PSC cultures from Wt and Prop1:Cre;Braf^V600E/+ at postnatal stage P4 (a) and P14 (b) reveal a significant decreased capacity in colony formation (c) and number of cells per colony (d) in mutant PSCs compared to Wt. The ability of the mutant PSCs to form colonies diminishes over time from P4 to P14 (c). Immunostaining with the PSCs marker Sox2 revealed that all the cells in culture are Sox2+ve (e, f). TUNEL immunofluorescence revealed a significant increase in apoptotic cells in the mutant PSC colonies (arrowheads in h and quantification n) while almost no apoptotic cells were seen in the Wt colonies (g, n). Immunofluorescence against pHH3 revealed a substantial decrease in pHH3+ve cells in the mutant PSCs (arrowhead in j) compared to Wt (arrowheads in i). o Quantification of the number of pHH3+ve cells per colony shows a significant decrease in the mitotic index in the mutant PSC colonies compared to Wt.
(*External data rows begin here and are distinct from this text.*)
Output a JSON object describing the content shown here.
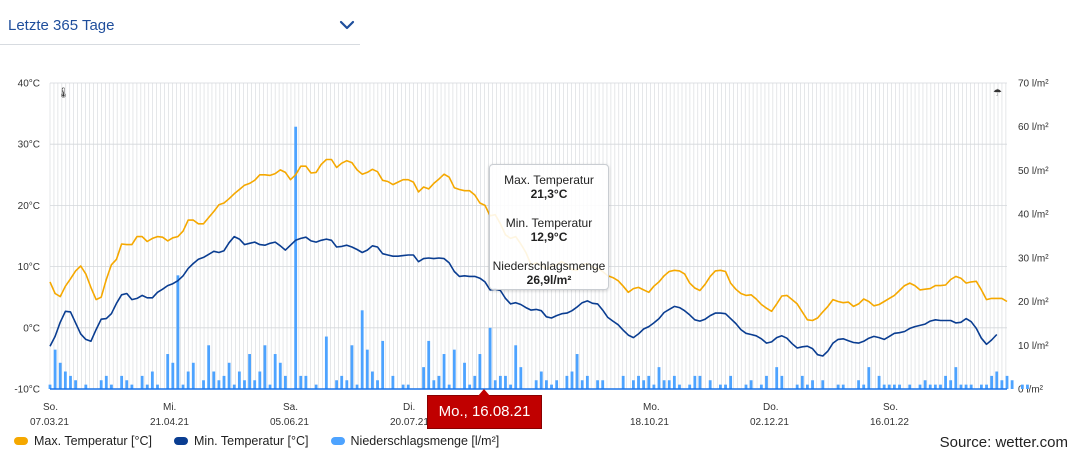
{
  "period_select": {
    "label": "Letzte 365 Tage",
    "icon": "chevron-down-icon"
  },
  "colors": {
    "max_temp": "#f5a800",
    "min_temp": "#0a3d91",
    "precip": "#4da3ff",
    "accent": "#1f4e9c",
    "flag": "#c00000"
  },
  "chart_data": {
    "type": "line",
    "left_axis": {
      "unit": "°C",
      "ylim": [
        -10,
        40
      ],
      "ticks": [
        "40°C",
        "30°C",
        "20°C",
        "10°C",
        "0°C",
        "-10°C"
      ]
    },
    "right_axis": {
      "unit": "l/m²",
      "ylim": [
        0,
        70
      ],
      "ticks": [
        "70 l/m²",
        "60 l/m²",
        "50 l/m²",
        "40 l/m²",
        "30 l/m²",
        "20 l/m²",
        "10 l/m²",
        "0 l/m²"
      ]
    },
    "x_ticks": [
      {
        "day": "So.",
        "date": "07.03.21"
      },
      {
        "day": "Mi.",
        "date": "21.04.21"
      },
      {
        "day": "Sa.",
        "date": "05.06.21"
      },
      {
        "day": "Di.",
        "date": "20.07.21"
      },
      {
        "day": "Mo.",
        "date": "18.10.21"
      },
      {
        "day": "Do.",
        "date": "02.12.21"
      },
      {
        "day": "So.",
        "date": "16.01.22"
      }
    ],
    "x_ticks_hidden_note": "",
    "series": [
      {
        "name": "Max.  Temperatur [°C]",
        "axis": "left",
        "type": "line",
        "values": [
          7.5,
          5.6,
          5.1,
          6.8,
          8.0,
          9.3,
          10.1,
          8.8,
          6.6,
          4.6,
          5.0,
          7.9,
          10.3,
          11.2,
          13.7,
          13.6,
          13.6,
          14.9,
          14.9,
          14.1,
          14.6,
          14.9,
          14.8,
          14.2,
          14.7,
          14.9,
          15.8,
          17.6,
          17.6,
          17.0,
          17.0,
          18.0,
          19.0,
          20.1,
          20.4,
          21.1,
          21.9,
          22.6,
          23.3,
          23.6,
          24.1,
          25.0,
          25.0,
          24.9,
          25.2,
          25.8,
          25.4,
          24.2,
          25.0,
          26.4,
          26.4,
          25.3,
          25.4,
          26.7,
          27.5,
          27.5,
          26.2,
          26.9,
          27.3,
          27.0,
          25.8,
          25.1,
          25.4,
          25.9,
          25.5,
          24.1,
          23.9,
          23.4,
          23.8,
          24.2,
          24.2,
          23.8,
          22.2,
          23.0,
          22.7,
          23.6,
          24.3,
          25.1,
          24.6,
          22.9,
          22.6,
          22.4,
          22.4,
          21.7,
          20.4,
          20.0,
          18.3,
          18.5,
          17.0,
          15.2,
          14.6,
          14.9,
          13.7,
          12.3,
          10.3,
          10.6,
          10.2,
          9.6,
          10.1,
          10.3,
          10.8,
          10.3,
          9.5,
          9.4,
          10.3,
          10.5,
          9.9,
          9.7,
          9.2,
          8.5,
          8.2,
          7.7,
          6.8,
          5.8,
          6.4,
          6.6,
          6.2,
          5.8,
          6.8,
          7.5,
          8.5,
          9.2,
          9.4,
          9.3,
          8.8,
          7.3,
          6.5,
          6.1,
          7.1,
          8.4,
          9.3,
          9.4,
          9.2,
          7.3,
          6.3,
          5.6,
          5.3,
          5.4,
          4.7,
          3.8,
          3.2,
          2.7,
          3.9,
          5.2,
          5.3,
          4.6,
          3.9,
          2.6,
          1.3,
          1.2,
          1.6,
          2.6,
          3.5,
          4.6,
          4.3,
          4.1,
          4.2,
          3.5,
          3.9,
          4.7,
          4.3,
          3.6,
          3.8,
          4.3,
          4.8,
          5.3,
          6.1,
          6.9,
          7.3,
          6.9,
          6.2,
          6.3,
          6.4,
          6.9,
          6.9,
          7.0,
          7.9,
          8.4,
          8.1,
          7.3,
          7.5,
          7.6,
          6.2,
          4.6,
          4.8,
          4.8,
          4.8,
          4.3
        ],
        "color": "#f5a800"
      },
      {
        "name": "Min.  Temperatur [°C]",
        "axis": "left",
        "type": "line",
        "values": [
          -3.0,
          -1.4,
          0.9,
          2.7,
          2.6,
          0.8,
          -1.0,
          -1.9,
          -2.2,
          -0.3,
          1.4,
          1.5,
          2.3,
          4.0,
          5.4,
          5.6,
          4.6,
          4.8,
          5.3,
          4.9,
          4.9,
          5.8,
          6.3,
          6.9,
          7.2,
          7.7,
          8.5,
          9.7,
          10.5,
          11.2,
          11.5,
          12.0,
          12.5,
          12.3,
          12.6,
          13.9,
          14.9,
          14.5,
          13.6,
          13.8,
          14.0,
          13.6,
          13.5,
          13.8,
          14.0,
          13.4,
          12.7,
          13.5,
          14.3,
          14.6,
          14.8,
          14.2,
          14.0,
          14.3,
          14.5,
          14.3,
          13.2,
          13.3,
          13.5,
          13.2,
          12.8,
          12.3,
          12.7,
          13.4,
          13.2,
          12.1,
          11.9,
          11.7,
          11.7,
          11.8,
          11.9,
          11.9,
          10.8,
          11.3,
          11.4,
          11.3,
          11.4,
          11.3,
          10.6,
          9.2,
          8.4,
          8.5,
          8.4,
          8.4,
          8.1,
          7.5,
          6.2,
          6.3,
          6.1,
          4.8,
          3.9,
          4.1,
          3.8,
          3.3,
          2.9,
          3.0,
          2.8,
          1.8,
          1.6,
          2.0,
          2.3,
          2.4,
          2.8,
          3.4,
          4.1,
          4.4,
          4.0,
          3.9,
          2.9,
          1.7,
          1.1,
          0.5,
          -0.4,
          -1.2,
          -1.6,
          -1.0,
          -0.2,
          0.2,
          0.8,
          1.5,
          2.5,
          3.0,
          3.5,
          3.3,
          2.8,
          2.1,
          1.3,
          1.1,
          1.4,
          2.0,
          2.4,
          2.4,
          2.3,
          1.5,
          0.7,
          -0.3,
          -0.9,
          -1.1,
          -1.3,
          -1.8,
          -2.5,
          -2.3,
          -1.6,
          -1.3,
          -1.7,
          -2.6,
          -3.3,
          -3.1,
          -3.0,
          -3.4,
          -4.4,
          -4.6,
          -3.8,
          -2.5,
          -1.9,
          -1.8,
          -2.1,
          -2.4,
          -2.5,
          -2.2,
          -1.7,
          -1.4,
          -1.6,
          -1.9,
          -1.4,
          -0.9,
          -0.8,
          -0.6,
          -0.1,
          0.2,
          0.4,
          0.6,
          1.1,
          1.3,
          1.2,
          1.2,
          1.2,
          0.8,
          0.9,
          1.5,
          1.0,
          -0.1,
          -1.7,
          -2.7,
          -2.0,
          -1.1
        ],
        "color": "#0a3d91"
      },
      {
        "name": "Niederschlagsmenge [l/m²]",
        "axis": "right",
        "type": "bar",
        "values": [
          1,
          9,
          6,
          4,
          3,
          2,
          0,
          1,
          0,
          0,
          2,
          3,
          1,
          0,
          3,
          2,
          1,
          0,
          3,
          1,
          4,
          1,
          0,
          8,
          6,
          26,
          1,
          4,
          6,
          0,
          2,
          10,
          4,
          2,
          3,
          6,
          1,
          4,
          2,
          8,
          2,
          4,
          10,
          1,
          8,
          6,
          3,
          0,
          60,
          3,
          3,
          0,
          1,
          0,
          12,
          0,
          2,
          3,
          2,
          10,
          1,
          18,
          9,
          4,
          2,
          11,
          0,
          3,
          0,
          1,
          1,
          0,
          0,
          5,
          11,
          2,
          3,
          8,
          1,
          9,
          0,
          6,
          1,
          3,
          8,
          0,
          14,
          2,
          3,
          3,
          1,
          10,
          5,
          0,
          0,
          2,
          4,
          2,
          1,
          2,
          0,
          3,
          4,
          8,
          2,
          3,
          0,
          2,
          2,
          0,
          0,
          0,
          3,
          0,
          2,
          3,
          2,
          3,
          1,
          5,
          2,
          2,
          3,
          1,
          0,
          1,
          3,
          3,
          0,
          2,
          0,
          1,
          1,
          3,
          0,
          0,
          1,
          2,
          0,
          1,
          3,
          0,
          5,
          3,
          0,
          0,
          1,
          3,
          1,
          2,
          0,
          2,
          0,
          0,
          1,
          1,
          0,
          0,
          2,
          1,
          5,
          0,
          3,
          1,
          1,
          1,
          1,
          0,
          1,
          0,
          1,
          2,
          1,
          1,
          1,
          3,
          2,
          5,
          1,
          1,
          1,
          0,
          1,
          1,
          3,
          4,
          2,
          3,
          2,
          0,
          1,
          1
        ],
        "color": "#4da3ff"
      }
    ],
    "tooltip": {
      "max_label": "Max.  Temperatur",
      "max_value": "21,3°C",
      "min_label": "Min.  Temperatur",
      "min_value": "12,9°C",
      "precip_label": "Niederschlagsmenge",
      "precip_value": "26,9l/m²"
    },
    "crosshair_date": "Mo., 16.08.21"
  },
  "legend": {
    "max": "Max.  Temperatur [°C]",
    "min": "Min.  Temperatur [°C]",
    "precip": "Niederschlagsmenge [l/m²]"
  },
  "source": "Source: wetter.com"
}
The Prop1:Cre;Braf^V600E/+ mutant colonies express the senescence SA-β-galactosidase (arrowheads l) while only a few positive cells were detected in Wt (arrowheads in k). Western blotting of PSC lysate revealed expression of Braf p.V600E resulting in increased pERK in the Prop1:Cre;Braf^V600E/+ mutant PSCs compared to Wt. *** statistically significant p < 0.001, unpaired two-tailed Student’s T-test, data represented as mean ± SEM (number of colonies and cells per colony of three mutants and three Wt from three independent experiments performed in triplicates c, d); n number of TUNEL+ve cells per colony of 12 colonies from three mutants and three Wt; o number of pHH3+ve cells of 21 colonies from three mutants and three Wt. Images are representative of three independent experiments. Scale bar in e′ and e represent 50 and 10 µm respectively.